A gas mixture used for anesthesia contains 2.83 moles oxygen, O₂, and 8.41 moles nitrous oxide, N₂O. The total pressure of the mixture is 192 kilopascals. What are the mole fractions of O₂ and N₂O?
So in this question, we have a mixture of two different gases in the same container, oxygen and nitrous oxide. The total pressure of the mixture is 192 kilopascals, which is about 1.9 times atmospheric pressure. Our job is to take the amounts of oxygen and nitrous oxide and work out the mole fractions. A mole fraction of a chemical X is equal to the amount of X in moles divided by the total amount in moles. In this question, the total amount refers to the amount of oxygen plus the amount of nitrous oxide.
So we can start off working out the total amount of substance in the container. Here, we’re counting discrete gas particles, O₂ or N₂O. This gives us 11.24 moles of gas molecules. Mole fraction is sometimes given the symbol X. So that’s what I’ll use going forward. The mole fraction of oxygen, O₂, is equal to the amount of O₂ in moles divided by the total amount, which equals 2.83 moles divided by 11.24 moles. This gives us a mole fraction of oxygen of 0.25. And we can do exactly the same with nitrous oxide. Where the mole fraction of nitrous oxide is equal to the amount of nitrous oxide in the mixture divided by the total amount in the mixture in moles. This gives us 8.41 moles divided by 11.24 moles and a mole fraction for N₂O of 0.75.

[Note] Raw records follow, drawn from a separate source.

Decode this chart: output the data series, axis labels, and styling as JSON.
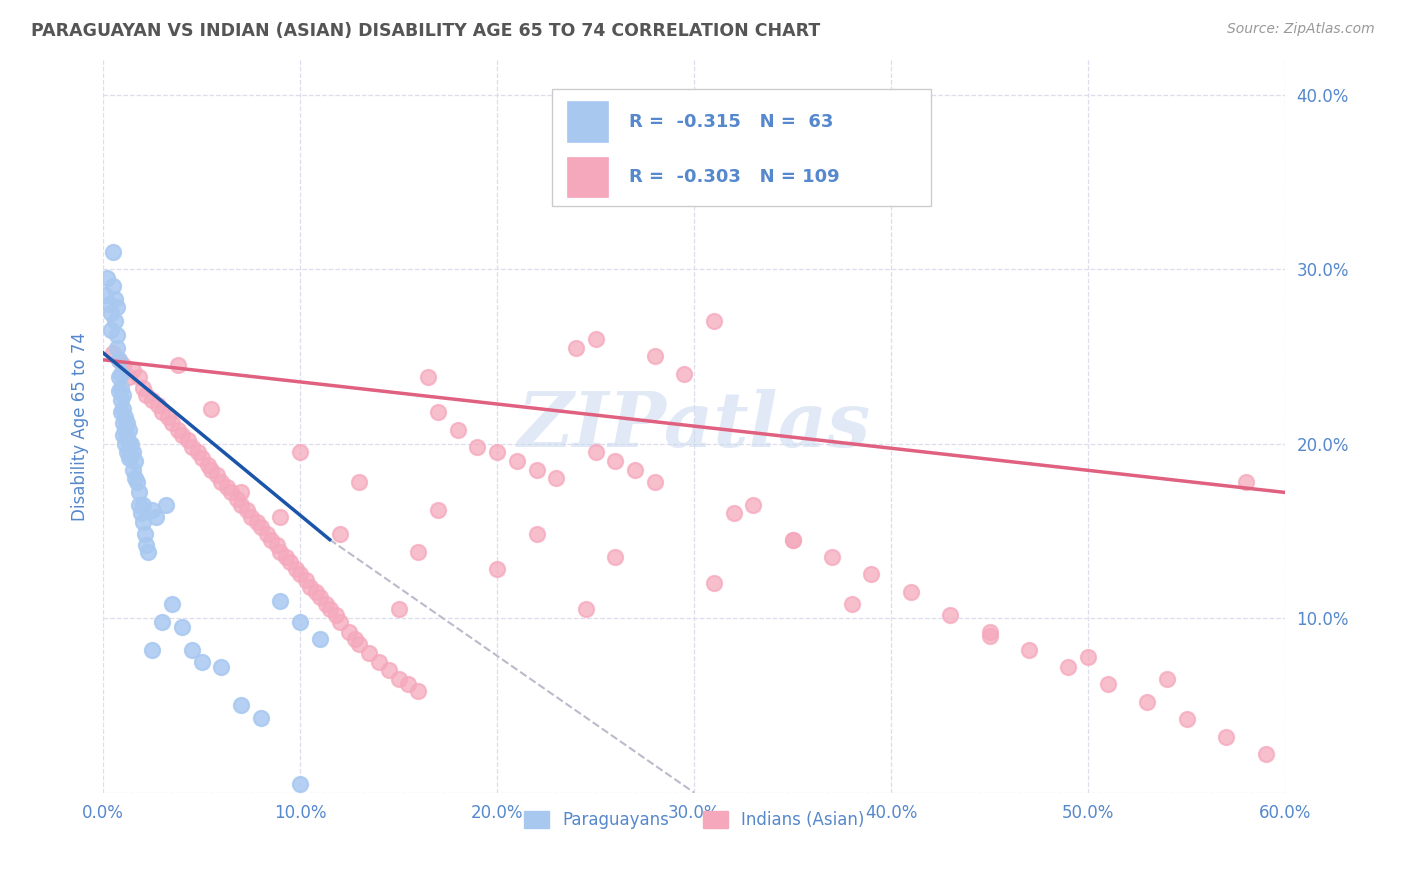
{
  "title": "PARAGUAYAN VS INDIAN (ASIAN) DISABILITY AGE 65 TO 74 CORRELATION CHART",
  "source": "Source: ZipAtlas.com",
  "ylabel_label": "Disability Age 65 to 74",
  "watermark": "ZIPatlas",
  "legend_paraguayan": "Paraguayans",
  "legend_indian": "Indians (Asian)",
  "r_paraguayan": -0.315,
  "n_paraguayan": 63,
  "r_indian": -0.303,
  "n_indian": 109,
  "blue_color": "#A8C8F0",
  "pink_color": "#F5A8BC",
  "blue_line_color": "#1A55AA",
  "pink_line_color": "#E06080",
  "dashed_line_color": "#BBBBCC",
  "tick_color": "#5588CC",
  "background_color": "#FFFFFF",
  "grid_color": "#DDDDEE",
  "xlim": [
    0.0,
    0.6
  ],
  "ylim": [
    0.0,
    0.42
  ],
  "par_x": [
    0.001,
    0.002,
    0.003,
    0.004,
    0.004,
    0.005,
    0.005,
    0.006,
    0.006,
    0.007,
    0.007,
    0.007,
    0.008,
    0.008,
    0.008,
    0.009,
    0.009,
    0.009,
    0.009,
    0.01,
    0.01,
    0.01,
    0.01,
    0.011,
    0.011,
    0.011,
    0.012,
    0.012,
    0.012,
    0.013,
    0.013,
    0.013,
    0.014,
    0.014,
    0.015,
    0.015,
    0.016,
    0.016,
    0.017,
    0.018,
    0.018,
    0.019,
    0.02,
    0.021,
    0.022,
    0.023,
    0.025,
    0.027,
    0.03,
    0.032,
    0.035,
    0.04,
    0.045,
    0.05,
    0.06,
    0.07,
    0.08,
    0.09,
    0.1,
    0.11,
    0.02,
    0.025,
    0.1
  ],
  "par_y": [
    0.285,
    0.295,
    0.28,
    0.275,
    0.265,
    0.31,
    0.29,
    0.283,
    0.27,
    0.278,
    0.262,
    0.255,
    0.248,
    0.238,
    0.23,
    0.24,
    0.232,
    0.225,
    0.218,
    0.228,
    0.22,
    0.212,
    0.205,
    0.215,
    0.208,
    0.2,
    0.212,
    0.204,
    0.195,
    0.208,
    0.2,
    0.192,
    0.2,
    0.193,
    0.195,
    0.185,
    0.19,
    0.18,
    0.178,
    0.172,
    0.165,
    0.16,
    0.155,
    0.148,
    0.142,
    0.138,
    0.162,
    0.158,
    0.098,
    0.165,
    0.108,
    0.095,
    0.082,
    0.075,
    0.072,
    0.05,
    0.043,
    0.11,
    0.005,
    0.088,
    0.165,
    0.082,
    0.098
  ],
  "ind_x": [
    0.005,
    0.008,
    0.01,
    0.013,
    0.015,
    0.018,
    0.02,
    0.022,
    0.025,
    0.028,
    0.03,
    0.033,
    0.035,
    0.038,
    0.04,
    0.043,
    0.045,
    0.048,
    0.05,
    0.053,
    0.055,
    0.058,
    0.06,
    0.063,
    0.065,
    0.068,
    0.07,
    0.073,
    0.075,
    0.078,
    0.08,
    0.083,
    0.085,
    0.088,
    0.09,
    0.093,
    0.095,
    0.098,
    0.1,
    0.103,
    0.105,
    0.108,
    0.11,
    0.113,
    0.115,
    0.118,
    0.12,
    0.125,
    0.128,
    0.13,
    0.135,
    0.14,
    0.145,
    0.15,
    0.155,
    0.16,
    0.165,
    0.17,
    0.18,
    0.19,
    0.2,
    0.21,
    0.22,
    0.23,
    0.24,
    0.25,
    0.26,
    0.27,
    0.28,
    0.295,
    0.31,
    0.33,
    0.35,
    0.37,
    0.39,
    0.41,
    0.43,
    0.45,
    0.47,
    0.49,
    0.51,
    0.53,
    0.55,
    0.57,
    0.59,
    0.25,
    0.32,
    0.15,
    0.28,
    0.35,
    0.038,
    0.055,
    0.1,
    0.13,
    0.17,
    0.22,
    0.26,
    0.31,
    0.38,
    0.45,
    0.5,
    0.54,
    0.58,
    0.07,
    0.09,
    0.12,
    0.16,
    0.2,
    0.245
  ],
  "ind_y": [
    0.252,
    0.248,
    0.245,
    0.238,
    0.242,
    0.238,
    0.232,
    0.228,
    0.225,
    0.222,
    0.218,
    0.215,
    0.212,
    0.208,
    0.205,
    0.202,
    0.198,
    0.195,
    0.192,
    0.188,
    0.185,
    0.182,
    0.178,
    0.175,
    0.172,
    0.168,
    0.165,
    0.162,
    0.158,
    0.155,
    0.152,
    0.148,
    0.145,
    0.142,
    0.138,
    0.135,
    0.132,
    0.128,
    0.125,
    0.122,
    0.118,
    0.115,
    0.112,
    0.108,
    0.105,
    0.102,
    0.098,
    0.092,
    0.088,
    0.085,
    0.08,
    0.075,
    0.07,
    0.065,
    0.062,
    0.058,
    0.238,
    0.218,
    0.208,
    0.198,
    0.195,
    0.19,
    0.185,
    0.18,
    0.255,
    0.26,
    0.19,
    0.185,
    0.178,
    0.24,
    0.27,
    0.165,
    0.145,
    0.135,
    0.125,
    0.115,
    0.102,
    0.09,
    0.082,
    0.072,
    0.062,
    0.052,
    0.042,
    0.032,
    0.022,
    0.195,
    0.16,
    0.105,
    0.25,
    0.145,
    0.245,
    0.22,
    0.195,
    0.178,
    0.162,
    0.148,
    0.135,
    0.12,
    0.108,
    0.092,
    0.078,
    0.065,
    0.178,
    0.172,
    0.158,
    0.148,
    0.138,
    0.128,
    0.105
  ],
  "blue_line_x": [
    0.0,
    0.115
  ],
  "blue_line_y": [
    0.252,
    0.145
  ],
  "dash_line_x": [
    0.115,
    0.3
  ],
  "dash_line_y": [
    0.145,
    0.0
  ],
  "pink_line_x": [
    0.0,
    0.6
  ],
  "pink_line_y": [
    0.248,
    0.172
  ]
}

All the values in our calculation are given to three significant figures. So we should give our answers to the same precision. So the final mole fractions for O₂ and N₂O in this mixture is oxygen 0.252 and nitrous oxide 0.748.
I’m going to store away the prerounded numbers for the next part of the question. You could use the rounded figures for future calculations. But since we’ve got a higher precision value, we should use this to reduce the error in the final calculation.
What are the partial pressures of O₂ and N₂O?
The term partial pressure can be confusing. It’s not the contribution of the component to the total pressure. It’s actually the pressure of that component if it was the only thing in the same container in the same amount. Fortunately, from the ideal gas law, we know that all else being equal, the pressure of a gas is proportional to the amount of gas. So for mixtures of ideal gases, the partial pressure of anyone component is equal to its mole fraction multiplied by the total pressure. This can be written in symbols as 𝑝 of X is equal to 𝑥 of X times the total pressure, 𝑝.
From part a), we already have the accurate mole fractions for the two gases. The partial pressure of O₂ is equal to its mole fraction times the total pressure, which is equal to 0.251779 times 192 kilopascals. Meaning that the partial pressure of oxygen in this system is about 48 kilopascals. So we can move on to do the same for nitrous oxide. The partial pressure of nitrous oxide is equal to the mole fraction of nitrous oxide multiplied by the total pressure. Which is equal to 0.7482 to one times 192 kilopascals. Which is equal to about 144 kilopascals.
The original data for this question was still given to three significant figures. So we should give our final answer to three significant figures also. So our final answer for the partial pressures of O₂ and N₂O in this mixture is O₂ 48.3 kilopascals and N₂O 144 kilopascals.
As a result of the way gases behave, we have 25 mole percent oxygen in our mixture. And about 25 percent of the total pressure is because of oxygen. If the ratios of mole fractions don’t translate into the partial pressures for a gas mixture, there’s been a mistake.